ANDROGEN RECEPTOR SPLICE VARIANT-V7: A Head’s Up — Its presence renders both Zytiga and Xtandi ineffective.
Ed Weber, M.D., Editor
November – December, 2014

Abstract 5001 presented at the 2014 ASCO Annual Meeting and the follow-up full data publication (Atonarakis and Luo et al. (NEJM Sept 2014) significantly advance our predictions as to who will and who will not respond to Xtandi and Zytiga: “AR-V7 and Resistance to Enzalutamide and Abiraterone in Prostate Cancer.” Their findings would serve to guide men positive for AR-V7 away from taking these drugs. These men have a zero percent likelihood of response. Knowing this ahead to time would avoid both a period of ineffectual therapy and also needlessly meeting expensive co-pays.

What is splice variant AR-V7? What consequences follow from its presence?

In the normal state the gene encoding the template for the full androgen receptor (AR) includes instructions for building the “ligand binding domain,” the target pocket for ligands testosterone (T) and dihydrotestosterone (DHT) as well as the part of the AR where flutamide, bicalutamide and enzalutamide bind. In splice variant V7 this information is absent (“spliced out’) and the result is an incomplete androgen receptor lacking this essential domain. This absence eliminates the possibility of T and DHT from interacting with the AR and promoting prostate cancer growth. By itself this might be beneficial, considering that the goal of androgen deprivation therapy is to impede the interaction of T and DHT with the androgen receptor. But there is a hitch: the variant AR-V7 is continuously self-activating (“constitutively active”) and can promote cancer growth in a ligand- independent manner.

In the absence of this ligand binding domain there is no site for for enzalutamide to block. Decreasing serum and intraprostatic androgens with Zytiga also becomes irrelevant. Both drugs are rendered ineffective.

How ineffective? The Atonarakis study analyzed circulating tumor cells (CTC) in patients with metastatic castrate-resistant prostate cancer (CRPC) for the presence or absence of the AR-V7 variant. Thirty-one men were treated with Xtandi and 31 with Zytiga. Analysis focused on PSA response, PSA progression-free survival, and overall survival.

The test for AR-V7 can also be performed on tissue from the prostate and metastatic sites, and the study showed good concordance between the AR-V7 status in CTC and tissue from these other sites

Men treated with Xtandi who were AR-V7 positive pre-treatment had a 0% PSA response compared to a 53% response in AR-V7 negative men.

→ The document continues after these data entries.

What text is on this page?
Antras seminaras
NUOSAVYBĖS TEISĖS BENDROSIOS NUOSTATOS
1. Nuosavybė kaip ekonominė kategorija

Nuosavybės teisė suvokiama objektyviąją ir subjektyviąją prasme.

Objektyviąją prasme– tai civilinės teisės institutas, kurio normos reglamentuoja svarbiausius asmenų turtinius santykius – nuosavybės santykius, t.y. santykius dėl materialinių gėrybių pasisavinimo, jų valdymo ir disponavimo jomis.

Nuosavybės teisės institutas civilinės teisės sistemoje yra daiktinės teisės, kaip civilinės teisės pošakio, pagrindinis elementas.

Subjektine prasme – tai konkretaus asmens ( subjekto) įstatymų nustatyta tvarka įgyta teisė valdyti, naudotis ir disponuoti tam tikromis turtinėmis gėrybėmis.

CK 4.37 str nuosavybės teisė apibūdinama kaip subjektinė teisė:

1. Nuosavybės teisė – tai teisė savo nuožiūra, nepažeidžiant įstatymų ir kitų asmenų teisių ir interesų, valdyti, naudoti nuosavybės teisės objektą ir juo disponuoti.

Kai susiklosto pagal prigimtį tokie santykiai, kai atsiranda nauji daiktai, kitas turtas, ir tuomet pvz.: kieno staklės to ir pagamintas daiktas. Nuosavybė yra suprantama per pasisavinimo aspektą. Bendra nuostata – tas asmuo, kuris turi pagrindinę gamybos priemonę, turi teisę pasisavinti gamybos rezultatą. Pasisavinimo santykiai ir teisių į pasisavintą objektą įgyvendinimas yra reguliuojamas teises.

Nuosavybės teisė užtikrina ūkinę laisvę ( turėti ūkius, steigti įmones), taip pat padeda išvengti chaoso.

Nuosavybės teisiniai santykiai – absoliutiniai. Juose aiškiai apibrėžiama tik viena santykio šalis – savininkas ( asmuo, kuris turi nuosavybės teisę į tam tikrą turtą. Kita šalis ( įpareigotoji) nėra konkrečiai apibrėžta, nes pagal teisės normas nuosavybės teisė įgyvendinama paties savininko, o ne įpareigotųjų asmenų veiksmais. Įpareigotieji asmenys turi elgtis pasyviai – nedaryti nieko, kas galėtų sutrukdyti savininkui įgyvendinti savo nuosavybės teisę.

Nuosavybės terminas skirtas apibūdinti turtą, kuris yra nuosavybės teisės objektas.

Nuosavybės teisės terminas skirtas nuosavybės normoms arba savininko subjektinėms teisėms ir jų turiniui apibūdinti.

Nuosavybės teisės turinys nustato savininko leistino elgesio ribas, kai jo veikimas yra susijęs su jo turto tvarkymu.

Correspondingly, in the men treated with Zytiga who were AR-V7 positive, the PSA response was also 0% compared to 68% for AR-V7 negative men.

The majority of men treated with Xtandi had previously been treated with Zytiga (65%), whereas 13% of those in the Zytiga cohort had previously been treated with Xtandi. This is likely to be the reason that a higher proportion of patients in the Xtandi cohort were AR-V7 positive.

The AR-V7 positive men in both groups had shorter PSA progression-free survival and overall survival.

The prevalence of AR-V7 appears to increase with the duration of androgen suppression.

The technical analysis for this truncated AR variant, AR-V7, was conducted at Johns Hopkins, which currently is the only institution performing the test. After isolation of the cell’s messenger RNA, identification of AR-V7 is made with an antibody (the “Adnatest’). It is possible that other methods of detection ( i.e. the “EPIC” antibody) may reveal that this splice variant is more widely prevalent.

AR-V7’s presence at diagnosis is associated with a more aggressive disease, suggesting that it may become a useful prognostic biomarker of adverse outcome.

The prevalence of AR-V7 in men with CRPC is 10 – 20 times greater than is found in hormone-naive men. Atonarakis noted that conversion from negative to positive can occur during the period of androgen suppressive treatment as was seen in the Xtandi group. No patients who were initially positive converted to negative, suggesting that patients are likely to remain positive over time.

In earlier work Luo found AR-V7 in 11% of hormone naive men rising to 70% in men with CRPC (Cancer Research, 2009). A paraphrase of remarks by Dr. Evan Yu, Associate Professor University of Washington, at the 2014 Annual ASCO meeting, stated: [AR-V7 was found in] “11.6% of patients who had received neither drug, 25.0% in those who had received only enzalutamide, 51.2% in those who had received only abiraterone, and 66.7% in those who received both.”

It is important to be clear that this study does not establish that AR-V7 causes the resistance to enzalutamide and abiraterone. It does however show that AR-V7 is associated with an unknown factor or mechanism which is responsible. Future work may elucidate the root cause and provide a method to subvert or bypass this adverse splice variant.

BOTTOM LINE: (From Atonarakis) – “If this finding is substantiated by others, it is possible that AR-V7 could be used as a biomarker to predict resistance to enzalutamide and abiraterone and to facilitate treatment selection.”